How to sleep with lower back hip pain. Back pain can easily be mistaken for or accompanied by hip pain and discomfort. Waking up with lower back pain can often indicate a problem with a person s sleeping posture mattress or pillows. How to sleep with hip pain. Back and hip pain from poor sleeping positions causes you to toss and turn and lose sleep.
But it can also have a huge impact on the quality of your sleep at night. At times an individual might experience pain in more than one area. They can make you less productive at work increase your risk of injury or affect your concentration. In fact people who have chronic pain get an average of 42 fewer minutes of sleep a night than they need and only 37 percent report good or very good sleep quality compare that to 65 percent of people.
Often lower back and hip pain can present as a kind of moving target. When not in pain you re probably tossing and turning in a failed attempt to find a comfortable position. Sometimes the pain is centered squarely on the outside of the hip joint near the hip bone. Symptoms include muscle pain and stiffness that is usually worse in the morning.

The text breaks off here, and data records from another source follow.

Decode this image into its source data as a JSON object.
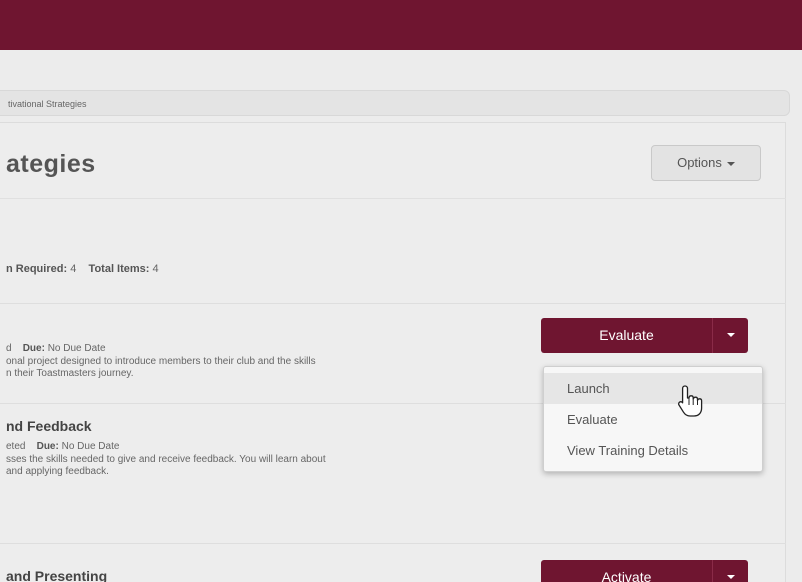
{
  "breadcrumb": {
    "text": "tivational Strategies"
  },
  "page": {
    "title": "ategies",
    "options_label": "Options"
  },
  "summary": {
    "required_label": "n Required:",
    "required_value": "4",
    "total_label": "Total Items:",
    "total_value": "4"
  },
  "items": [
    {
      "title": "",
      "status": "d",
      "due_label": "Due:",
      "due_value": "No Due Date",
      "desc_line1": "onal project designed to introduce members to their club and the skills",
      "desc_line2": "n their Toastmasters journey.",
      "action_label": "Evaluate"
    },
    {
      "title": "nd Feedback",
      "status": "eted",
      "due_label": "Due:",
      "due_value": "No Due Date",
      "desc_line1": "sses the skills needed to give and receive feedback. You will learn about",
      "desc_line2": "and applying feedback."
    },
    {
      "title": "and Presenting",
      "action_label": "Activate"
    }
  ],
  "dropdown": {
    "items": [
      "Launch",
      "Evaluate",
      "View Training Details"
    ]
  },
  "colors": {
    "brand": "#6f1530",
    "background": "#ececec"
  },
  "icons": {
    "caret": "caret-down-icon",
    "cursor": "hand-pointer-icon"
  }
}
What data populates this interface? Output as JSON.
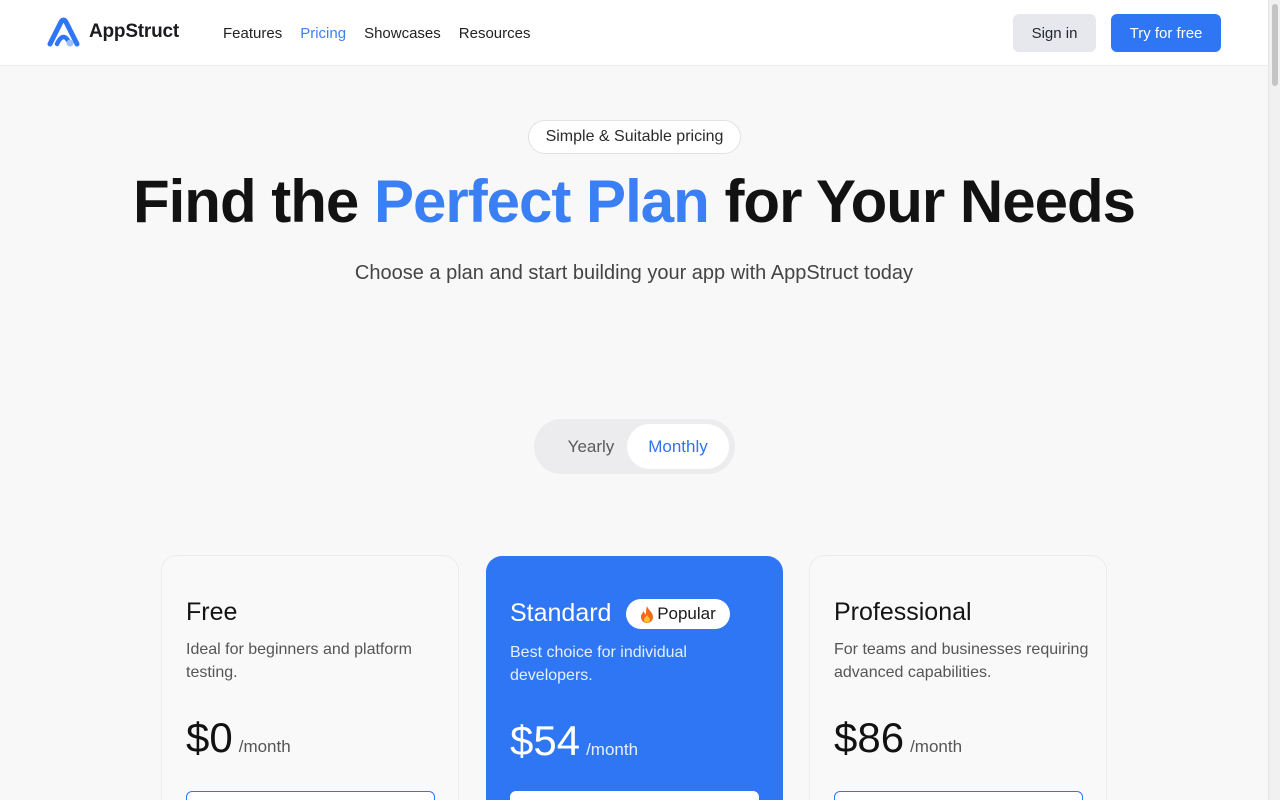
{
  "header": {
    "brand": "AppStruct",
    "nav": [
      {
        "label": "Features"
      },
      {
        "label": "Pricing"
      },
      {
        "label": "Showcases"
      },
      {
        "label": "Resources"
      }
    ],
    "sign_in": "Sign in",
    "try_free": "Try for free"
  },
  "hero": {
    "badge": "Simple & Suitable pricing",
    "title_pre": "Find the ",
    "title_accent": "Perfect Plan",
    "title_post": " for Your Needs",
    "subtitle": "Choose a plan and start building your app with AppStruct today"
  },
  "billing_toggle": {
    "yearly": "Yearly",
    "monthly": "Monthly",
    "selected": "Monthly"
  },
  "plans": [
    {
      "name": "Free",
      "description": "Ideal for beginners and platform testing.",
      "price": "$0",
      "period": "/month"
    },
    {
      "name": "Standard",
      "badge": "Popular",
      "badge_icon": "fire-icon",
      "description": "Best choice for individual developers.",
      "price": "$54",
      "period": "/month"
    },
    {
      "name": "Professional",
      "description": "For teams and businesses requiring advanced capabilities.",
      "price": "$86",
      "period": "/month"
    }
  ],
  "colors": {
    "accent": "#2f76f5",
    "accent_text": "#3a7ff3",
    "background": "#f8f8f9"
  }
}
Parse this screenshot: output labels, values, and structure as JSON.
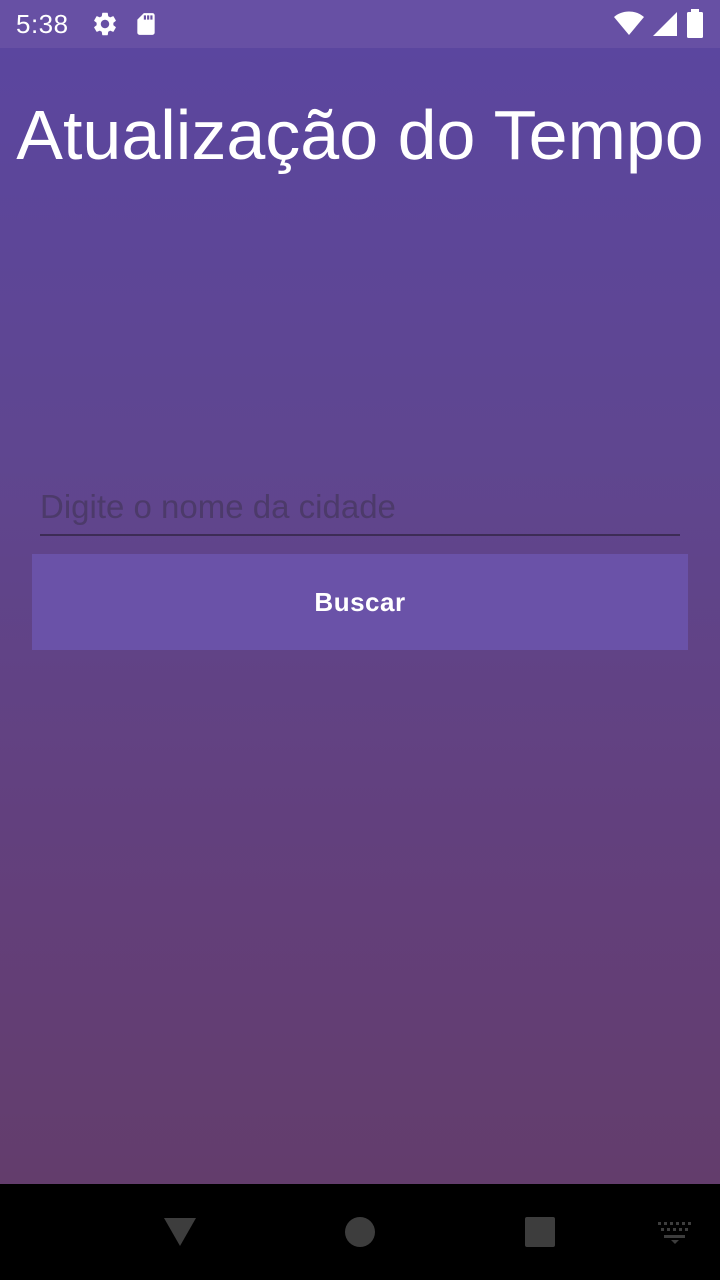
{
  "status_bar": {
    "time": "5:38",
    "left_icons": [
      "settings-icon",
      "sd-card-icon"
    ],
    "right_icons": [
      "wifi-icon",
      "signal-icon",
      "battery-icon"
    ]
  },
  "app": {
    "title": "Atualização do Tempo",
    "city_input": {
      "value": "",
      "placeholder": "Digite o nome da cidade"
    },
    "search_button_label": "Buscar"
  },
  "nav_bar": {
    "buttons": [
      "back-icon",
      "home-icon",
      "recents-icon",
      "keyboard-icon"
    ]
  },
  "colors": {
    "status_bar": "#6750a4",
    "button": "#6a52a8",
    "gradient_top": "#5b469f",
    "gradient_bottom": "#633d6c",
    "text": "#ffffff"
  }
}
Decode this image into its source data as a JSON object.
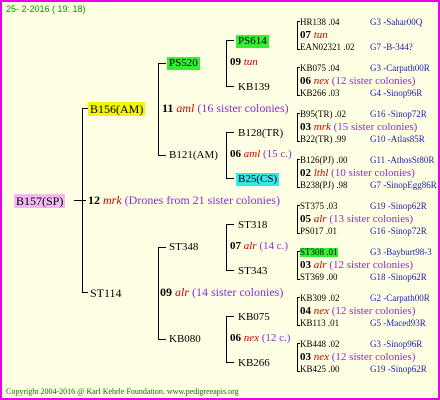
{
  "header": {
    "date": "25-  2-2016 ( 19: 18)"
  },
  "footer": {
    "copyright": "Copyright 2004-2016 @ Karl Kehrle Foundation.   www.pedigreeapis.org"
  },
  "root": {
    "id": "B157(SP)",
    "num": "12",
    "race": "mrk",
    "note": "(Drones from 21 sister colonies)",
    "color": "#f5b8f5"
  },
  "gen1": [
    {
      "id": "B156(AM)",
      "num": "11",
      "race": "aml",
      "note": "(16 sister colonies)",
      "color": "#f5f500"
    },
    {
      "id": "ST114",
      "num": "09",
      "race": "alr",
      "note": "(14 sister colonies)"
    }
  ],
  "gen2": [
    {
      "id": "PS520",
      "num": "09",
      "race": "tun",
      "note": "",
      "color": "#33ee33"
    },
    {
      "id": "B121(AM)",
      "num": "06",
      "race": "aml",
      "note": "(15 c.)"
    },
    {
      "id": "ST348",
      "num": "07",
      "race": "alr",
      "note": "(14 c.)"
    },
    {
      "id": "KB080",
      "num": "06",
      "race": "nex",
      "note": "(12 c.)"
    }
  ],
  "gen3": [
    {
      "id": "PS614",
      "color": "#33ee33"
    },
    {
      "id": "KB139"
    },
    {
      "id": "B128(TR)"
    },
    {
      "id": "B25(CS)",
      "color": "#33e8e8"
    },
    {
      "id": "ST318"
    },
    {
      "id": "ST343"
    },
    {
      "id": "KB075"
    },
    {
      "id": "KB266"
    }
  ],
  "gen4": [
    {
      "top": "HR138 .04",
      "topr": "G3 -Sahar00Q",
      "num": "07",
      "race": "tun",
      "note": "",
      "bot": "EAN02321 .02",
      "botr": "G7 -B-344?"
    },
    {
      "top": "KB075 .04",
      "topr": "G3 -Carpath00R",
      "num": "06",
      "race": "nex",
      "note": "(12 sister colonies)",
      "bot": "KB266 .03",
      "botr": "G4 -Sinop96R"
    },
    {
      "top": "B95(TR) .02",
      "topr": "G16 -Sinop72R",
      "num": "03",
      "race": "mrk",
      "note": "(15 sister colonies)",
      "bot": "B22(TR) .99",
      "botr": "G10 -Atlas85R"
    },
    {
      "top": "B126(PJ) .00",
      "topr": "G11 -AthosSt80R",
      "num": "02",
      "race": "lthl",
      "note": "(10 sister colonies)",
      "bot": "B238(PJ) .98",
      "botr": "G7 -SinopEgg86R"
    },
    {
      "top": "ST375 .03",
      "topr": "G19 -Sinop62R",
      "num": "05",
      "race": "alr",
      "note": "(13 sister colonies)",
      "bot": "PS017 .01",
      "botr": "G16 -Sinop72R"
    },
    {
      "top": "ST308 .01",
      "topr": "G3 -Bayburt98-3",
      "topc": "#33ee33",
      "num": "03",
      "race": "alr",
      "note": "(12 sister colonies)",
      "bot": "ST369 .00",
      "botr": "G18 -Sinop62R"
    },
    {
      "top": "KB309 .02",
      "topr": "G2 -Carpath00R",
      "num": "04",
      "race": "nex",
      "note": "(12 sister colonies)",
      "bot": "KB113 .01",
      "botr": "G5 -Maced93R"
    },
    {
      "top": "KB448 .02",
      "topr": "G3 -Sinop96R",
      "num": "03",
      "race": "nex",
      "note": "(12 sister colonies)",
      "bot": "KB425 .00",
      "botr": "G19 -Sinop62R"
    }
  ]
}
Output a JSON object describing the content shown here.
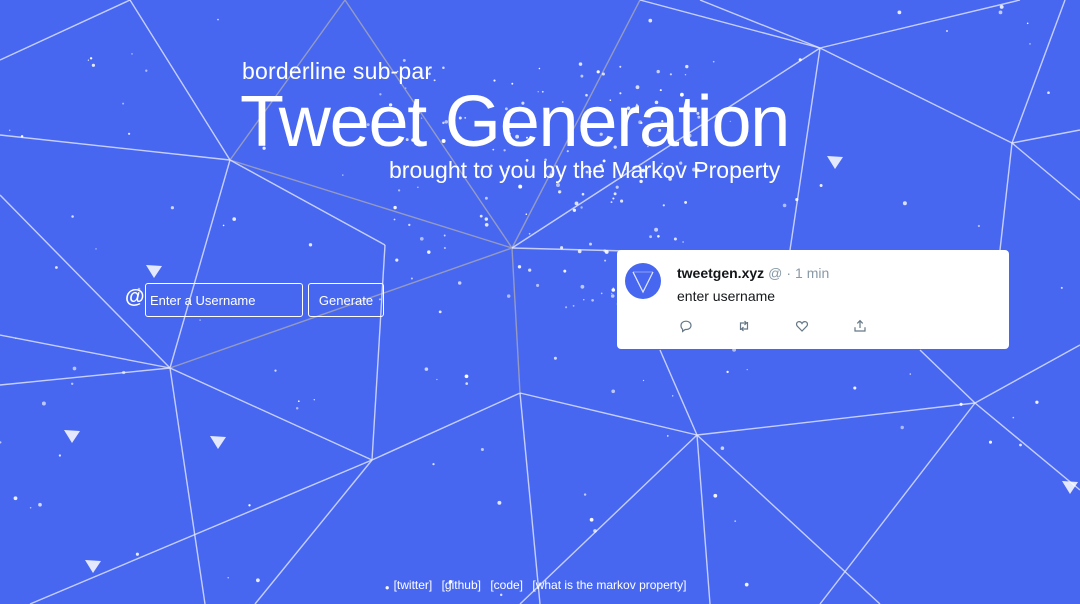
{
  "hero": {
    "kicker": "borderline sub-par",
    "title": "Tweet Generation",
    "tagline": "brought to you by the Markov Property"
  },
  "form": {
    "at_symbol": "@",
    "username_placeholder": "Enter a Username",
    "username_value": "",
    "generate_label": "Generate"
  },
  "tweet": {
    "name": "tweetgen.xyz",
    "handle": "@",
    "separator": "·",
    "time": "1 min",
    "text": "enter username",
    "avatar_icon": "tweetgen-logo-icon",
    "actions": [
      "reply-icon",
      "retweet-icon",
      "like-icon",
      "share-icon"
    ]
  },
  "footer": {
    "links": [
      "[twitter]",
      "[github]",
      "[code]",
      "[what is the markov property]"
    ]
  },
  "colors": {
    "background": "#4767f0",
    "lines_light": "#e6e9ff",
    "lines_gray": "#a7a8b8",
    "card": "#ffffff",
    "muted_text": "#8899a6"
  }
}
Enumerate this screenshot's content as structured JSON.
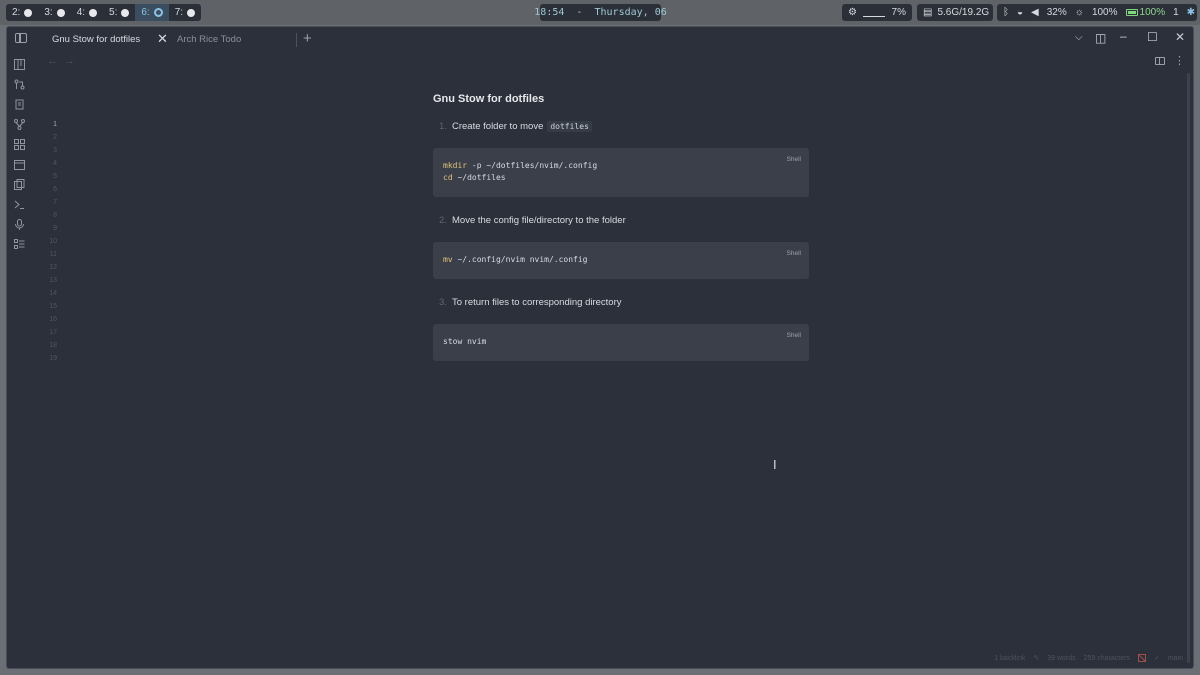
{
  "topbar": {
    "workspaces": [
      {
        "label": "2:"
      },
      {
        "label": "3:"
      },
      {
        "label": "4:"
      },
      {
        "label": "5:"
      },
      {
        "label": "6:"
      },
      {
        "label": "7:"
      }
    ],
    "clock": "18:54  -  Thursday, 06",
    "cpu": "7%",
    "memory": "5.6G/19.2G",
    "volume": "32%",
    "brightness": "100%",
    "battery": "100%",
    "notifications": "1"
  },
  "tabs": [
    {
      "label": "Gnu Stow for dotfiles"
    },
    {
      "label": "Arch Rice Todo"
    }
  ],
  "document": {
    "title": "Gnu Stow for dotfiles",
    "steps": [
      {
        "num": "1.",
        "text": "Create folder to move",
        "inline_code": "dotfiles",
        "code_lang": "Shell",
        "code_lines": [
          {
            "kw": "mkdir",
            "rest": " -p ~/dotfiles/nvim/.config"
          },
          {
            "kw": "cd",
            "rest": " ~/dotfiles"
          }
        ]
      },
      {
        "num": "2.",
        "text": "Move the config file/directory to the folder",
        "code_lang": "Shell",
        "code_lines": [
          {
            "kw": "mv",
            "rest": " ~/.config/nvim nvim/.config"
          }
        ]
      },
      {
        "num": "3.",
        "text": "To return files to corresponding directory",
        "code_lang": "Shell",
        "code_lines": [
          {
            "kw": "",
            "rest": "stow nvim"
          }
        ]
      }
    ]
  },
  "gutter": {
    "lines": [
      "1",
      "2",
      "3",
      "4",
      "5",
      "6",
      "7",
      "8",
      "9",
      "10",
      "11",
      "12",
      "13",
      "14",
      "15",
      "16",
      "17",
      "18",
      "19"
    ]
  },
  "statusbar": {
    "backlinks": "1 backlink",
    "words": "39 words",
    "characters": "259 characters",
    "branch": "main"
  },
  "colors": {
    "background": "#2b303a",
    "code_bg": "#3a3f4a",
    "keyword": "#e5c07b"
  }
}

If you re dealing with lower back pain you know how difficult it can be to get a good night s sleep. Lower back pain makes it tough to sit for long periods of time and causes even simple movements to become a challenge. There is hope however. According to the national institutes of health side sleeping promotes proper spinal alignment which puts the least amount of pressure on your back hips and neck.
Other times the pain can wrap around to the gluteal muscles. Experiencing lower back pain is quite common. However morning back pain can sometimes be a symptom of a medical condition. To sleep better on an injured or painful.
This is considered one of the best positions for chronic back pain and it can also do wonders for a bad hip. Most lower back pain is a result of stress or strain from poor posture and awkward sleeping.